Photo: Teacher and staff represented by the Belmont Education Association listening to District Superintendent John Phelan present the fiscal 2016 school budget to the Belmont School Committee on Wednesday, Feb. 11.
Belmont students will face “significant and negative impacts” if the Belmont School Committee approves an available revenue budget for the next fiscal year leaving the town’s top-rated schools with an anticipated $1.7 million shortfall, according to Belmont District Superintendent John Phelan.
The current budget would force Phelan to eliminate up to 22 full-time positions including teachers and staff, allow classroom sizes in all grades to exceed the School Committee’s own benchmarks for effective teaching and increase the number of “frees” and study halls for middle and high school students.
“It would be problematic for the district to function as a Tier 1 district under this budget,” Phelan told the Belmontonian Thursday, Feb. 12.
Making the first public presentation of the fiscal 2016 budget before the School Committee and approximately 75 teachers and staff at the Chenery Middle School, Phelan presented an overview of its fiscal year 2016 budget in which the district would run on the best estimates of the available revenue from state and town sources.
Under the town’s estimates, the schools will receive $47.5 million in fiscal ’16 under the current Town Meeting approved 58/42 budget “split” in which the district receives 58 percent of total revenues.
Belmont is already doing a great deal of what it has, said Phelan. Where the average annual expenditure per student statewide is $14,571, Belmont has become an educational destination for homebuyers spending roughly $12,800 a year.
In the presentation, Phelan told the committee the district finds itself facing several “pressure points,” the most immediate is the skyrocketing increase in enrollment. In just the past five years – 2009 to 2014 – the student population in kindergarten to 12th grade has increased by 317 students to 4,222 in October, 2014.
And the forecast is that an additional 408 students will enter the district by 2019, a ten-year increase of 723 pupils. For comparison, the Wellington Elementary School has approximately 440 students.
Phelen said the increasing population has also bumped up the number of students requiring assistance in English Language learning by nearly double in two years, 117 in 2013 to 222 in 2015. Because about 80 of those students are not very proficient in English, the state requires Belmont to hire new staff to provide 2.5 hours of “small group instruction.”
Also in the overall population is a growing number special education students. The major component of the current year’s $500,000 school deficit is nearly $950,000 in unanticipated costs associated with special education. And those costs will increase in fiscal 2016 with the rising number of students entering the district.
When calculating the new costs required to the current “pressure points” and moving the current level of staff and teachers into the new year, the schools will need $49.2 million just to “stay current.”
But with rising costs and stagnate revenue, Phelan said schools will be unable to meet the demands of the residents and students for a top-tier education as it attempts to fill the $1.7 million gap.
“With enrollments going up, and the number of positions staying steady if not being reduced, I would be hard pressed to say we can continue what we are doing,” Phelan told the Belmontonian.

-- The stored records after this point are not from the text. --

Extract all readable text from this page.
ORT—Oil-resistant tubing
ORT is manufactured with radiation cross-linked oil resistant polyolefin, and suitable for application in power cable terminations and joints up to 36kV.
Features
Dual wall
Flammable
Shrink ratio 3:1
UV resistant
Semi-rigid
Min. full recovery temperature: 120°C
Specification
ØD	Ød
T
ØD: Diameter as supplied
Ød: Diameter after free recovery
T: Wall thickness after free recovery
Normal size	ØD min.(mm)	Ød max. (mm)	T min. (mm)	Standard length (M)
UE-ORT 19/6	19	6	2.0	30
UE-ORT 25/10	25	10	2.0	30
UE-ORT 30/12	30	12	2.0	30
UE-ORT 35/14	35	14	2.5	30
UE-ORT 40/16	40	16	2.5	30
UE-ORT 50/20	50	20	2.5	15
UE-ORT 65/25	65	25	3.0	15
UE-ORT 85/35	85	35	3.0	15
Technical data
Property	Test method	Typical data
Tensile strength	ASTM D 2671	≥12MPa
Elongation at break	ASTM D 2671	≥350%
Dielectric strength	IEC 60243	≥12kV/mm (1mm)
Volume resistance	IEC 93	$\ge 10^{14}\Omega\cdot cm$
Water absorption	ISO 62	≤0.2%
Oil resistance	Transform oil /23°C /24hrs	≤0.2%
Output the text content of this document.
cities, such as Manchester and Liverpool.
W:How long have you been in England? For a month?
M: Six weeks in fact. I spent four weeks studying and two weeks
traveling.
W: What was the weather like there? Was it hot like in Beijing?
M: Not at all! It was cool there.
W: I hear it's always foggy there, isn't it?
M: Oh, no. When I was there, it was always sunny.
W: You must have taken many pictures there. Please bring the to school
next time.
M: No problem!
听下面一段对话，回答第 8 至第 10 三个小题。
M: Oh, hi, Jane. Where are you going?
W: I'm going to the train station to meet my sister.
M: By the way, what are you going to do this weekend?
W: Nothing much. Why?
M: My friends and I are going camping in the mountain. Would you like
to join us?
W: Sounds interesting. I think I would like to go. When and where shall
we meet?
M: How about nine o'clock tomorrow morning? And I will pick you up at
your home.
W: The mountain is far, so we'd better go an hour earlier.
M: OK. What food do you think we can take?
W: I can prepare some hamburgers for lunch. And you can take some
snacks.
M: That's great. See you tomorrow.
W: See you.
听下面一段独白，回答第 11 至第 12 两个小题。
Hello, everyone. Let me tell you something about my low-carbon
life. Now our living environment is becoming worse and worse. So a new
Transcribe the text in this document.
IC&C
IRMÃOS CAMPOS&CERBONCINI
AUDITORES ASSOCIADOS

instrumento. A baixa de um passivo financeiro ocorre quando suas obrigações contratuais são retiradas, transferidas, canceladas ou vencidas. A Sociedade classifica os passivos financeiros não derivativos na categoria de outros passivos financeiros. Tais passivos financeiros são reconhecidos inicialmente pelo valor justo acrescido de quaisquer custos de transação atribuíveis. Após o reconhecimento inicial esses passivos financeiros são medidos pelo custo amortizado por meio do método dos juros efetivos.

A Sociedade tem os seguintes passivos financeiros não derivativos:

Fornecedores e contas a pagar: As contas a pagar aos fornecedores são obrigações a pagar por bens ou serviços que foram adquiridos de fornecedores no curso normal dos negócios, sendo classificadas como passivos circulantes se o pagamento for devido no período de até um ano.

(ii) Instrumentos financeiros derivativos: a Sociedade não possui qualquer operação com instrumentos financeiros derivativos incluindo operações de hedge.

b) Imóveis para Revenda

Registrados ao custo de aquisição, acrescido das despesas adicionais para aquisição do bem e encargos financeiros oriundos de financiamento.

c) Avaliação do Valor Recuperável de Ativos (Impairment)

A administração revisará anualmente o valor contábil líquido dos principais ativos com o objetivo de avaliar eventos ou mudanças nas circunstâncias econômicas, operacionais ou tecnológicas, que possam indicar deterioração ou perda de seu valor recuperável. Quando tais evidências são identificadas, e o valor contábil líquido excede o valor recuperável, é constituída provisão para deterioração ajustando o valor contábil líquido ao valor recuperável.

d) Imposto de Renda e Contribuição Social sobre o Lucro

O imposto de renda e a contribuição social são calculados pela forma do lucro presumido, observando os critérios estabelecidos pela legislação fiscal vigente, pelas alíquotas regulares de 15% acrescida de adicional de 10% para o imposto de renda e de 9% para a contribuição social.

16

The cuts would be deep and substantial: 22 full-time positions from teaching, staff and aids would be cut, a further reduction in material and supplies, trimming professional development, forego building maintenance, increase the fees to rent school property and a large increase in student and family fees for sports, clubs and full-time kindergarten.
What isn’t seen in the cost cutting will be more students in each classroom, less programs and idle teens “sitting on benches in the high school and in study halls at the Chenery,” said Phelan.
“This can only negatively impact student learning.”
The solution in Phelan’s eye and, in previous discussions with the School Committee, is to enthusiastically support the proposal outlined last month by the Financial Task Force to request the Board of Selectmen to place a three-year, $4.5 million Proposition 2 1/2 override on the ballot to fund the enrollment issues facing the district.
“That is the solution,” he said.
John Sullivan, a Palfrey Road resident, Belmont teacher and president of the Belmont Education Association which represents district teachers in union negotiations, told the board that despite a highly trained and capable staff, class size impacts the day-to-day experience of students.
“If Belmont wants to maintain a high-quality student experience, one that puts Belmont High in the top 10 percent of high school state-wide, then the fiscal year ’16 budget, and future budgets, need to address the increase in enrollment,” said Sullivan.
Mm says
John Phelan is so right. It took decades for Belmont’s schools to become top tier. At the rate we are going we will be third tier soon. Once the parents of high potential students move out, and they will, the biggest economic engine in Belmont will sputter to mediocrity and property values will quickly follow the schools down. This is not theory. This pattern has happened over and over in short sighted communities that have not invested in their future.